Sensory Boards for Language Development
As a Speech Pathologist, I look at the Montessori Sensory Boards and I’m overwhelmed with just how much amazing language can be developed through playing with them.
Language development is highly dependent on motivation. It is also highly dependent on experiences. Language development most effectively through play and exploration of a child’s interests in their environment.
The sensory board engages children of all different ages and genders, but if you’ve got a toddler who could do with some more variety in their vocabulary, read on!
But first, in order for kids to store words accurately for the long term, we need to ensure we are repeating words lots of times. The sensory boards are perfectly designed to be repetitive and it is highly likely that you will lose interest before your child does. But, when you can, be present and add language to the experiences they are having. Don’t force your child to say the words you are saying, simply exposing them is enough for now.
So, are you ready?
For a large Montessori Sensory Board, here is just some of the vocabulary you could add.

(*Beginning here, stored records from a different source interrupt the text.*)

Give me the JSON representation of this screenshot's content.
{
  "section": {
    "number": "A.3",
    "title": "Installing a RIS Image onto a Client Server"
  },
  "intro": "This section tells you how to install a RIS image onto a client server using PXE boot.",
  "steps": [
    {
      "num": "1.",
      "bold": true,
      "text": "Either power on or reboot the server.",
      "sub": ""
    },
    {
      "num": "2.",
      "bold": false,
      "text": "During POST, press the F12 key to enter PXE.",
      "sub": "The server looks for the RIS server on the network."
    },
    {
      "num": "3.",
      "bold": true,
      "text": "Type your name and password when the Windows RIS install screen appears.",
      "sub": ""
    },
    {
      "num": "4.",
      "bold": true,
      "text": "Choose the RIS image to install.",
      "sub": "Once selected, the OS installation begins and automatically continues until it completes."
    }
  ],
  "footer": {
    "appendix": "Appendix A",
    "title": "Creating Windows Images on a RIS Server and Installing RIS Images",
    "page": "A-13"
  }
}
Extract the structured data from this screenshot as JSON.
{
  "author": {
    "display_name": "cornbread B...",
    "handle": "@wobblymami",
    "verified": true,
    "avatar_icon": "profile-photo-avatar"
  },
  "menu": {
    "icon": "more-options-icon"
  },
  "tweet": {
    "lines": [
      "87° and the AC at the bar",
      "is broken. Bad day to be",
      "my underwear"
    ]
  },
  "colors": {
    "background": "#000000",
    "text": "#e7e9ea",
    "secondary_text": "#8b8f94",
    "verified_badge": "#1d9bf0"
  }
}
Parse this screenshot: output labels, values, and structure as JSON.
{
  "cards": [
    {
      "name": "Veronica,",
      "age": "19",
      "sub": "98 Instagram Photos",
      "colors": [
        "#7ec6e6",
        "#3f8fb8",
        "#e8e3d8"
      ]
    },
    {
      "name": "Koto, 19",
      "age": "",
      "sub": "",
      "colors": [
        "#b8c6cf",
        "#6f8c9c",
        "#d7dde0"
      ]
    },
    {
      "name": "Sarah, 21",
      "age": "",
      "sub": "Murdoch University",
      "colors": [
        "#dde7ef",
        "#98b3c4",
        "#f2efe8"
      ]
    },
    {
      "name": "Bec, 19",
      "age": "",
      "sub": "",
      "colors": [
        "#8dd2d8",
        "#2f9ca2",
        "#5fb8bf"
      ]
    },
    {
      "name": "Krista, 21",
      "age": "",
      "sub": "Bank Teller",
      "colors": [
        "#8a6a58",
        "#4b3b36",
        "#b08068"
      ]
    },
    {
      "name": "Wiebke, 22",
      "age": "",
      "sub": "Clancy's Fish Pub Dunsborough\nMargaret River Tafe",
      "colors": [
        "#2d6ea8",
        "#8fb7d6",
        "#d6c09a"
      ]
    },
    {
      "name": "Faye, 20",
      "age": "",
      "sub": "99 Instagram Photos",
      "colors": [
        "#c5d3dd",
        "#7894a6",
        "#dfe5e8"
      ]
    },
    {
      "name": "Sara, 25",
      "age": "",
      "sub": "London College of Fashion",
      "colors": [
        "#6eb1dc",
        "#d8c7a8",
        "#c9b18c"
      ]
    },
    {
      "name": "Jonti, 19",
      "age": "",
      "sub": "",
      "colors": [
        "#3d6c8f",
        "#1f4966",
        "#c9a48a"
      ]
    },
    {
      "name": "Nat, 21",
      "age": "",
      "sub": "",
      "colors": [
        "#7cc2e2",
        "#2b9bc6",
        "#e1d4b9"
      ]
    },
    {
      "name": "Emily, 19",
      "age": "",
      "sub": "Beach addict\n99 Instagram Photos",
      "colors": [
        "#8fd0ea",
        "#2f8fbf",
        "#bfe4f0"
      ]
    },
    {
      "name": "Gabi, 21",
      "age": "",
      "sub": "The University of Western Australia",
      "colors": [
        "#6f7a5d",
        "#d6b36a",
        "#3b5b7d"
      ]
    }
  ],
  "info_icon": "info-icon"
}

Switches: on, off, switch, up, down, light, wow
Tassel: soft, swing, sway
Tap/Door Handle: twist, left, right, on, off
Cogs: Around, spin, push, go
Wheels/Fidget Spinner: spin, around, wheel, more, fast, slow
Abacus: push, left, right, counting, spin
Hexagon mirror: see, look, gone, hello, peekaboo, pointy
Locks: open, shut, push, pull, lock, unlock, again
Door: open, shut, look, under, knob, hold, find
Bell: noisy, loud, quiet, ding, ring
You may find that your child is very quiet when they are concentrating on a task that requires them to problem solve. But add language as much as you can, especially if they are really interested and doing a task over and over again. Even saying the same word over and over, 100 times or more, is amazingly powerful for their brain’s ability to store that word for later use.
There are also some obvious vocabulary groups that you could develop, which are counting and colours, but I’ve probably missed lots more words, what vocabulary do you see when you look at the board?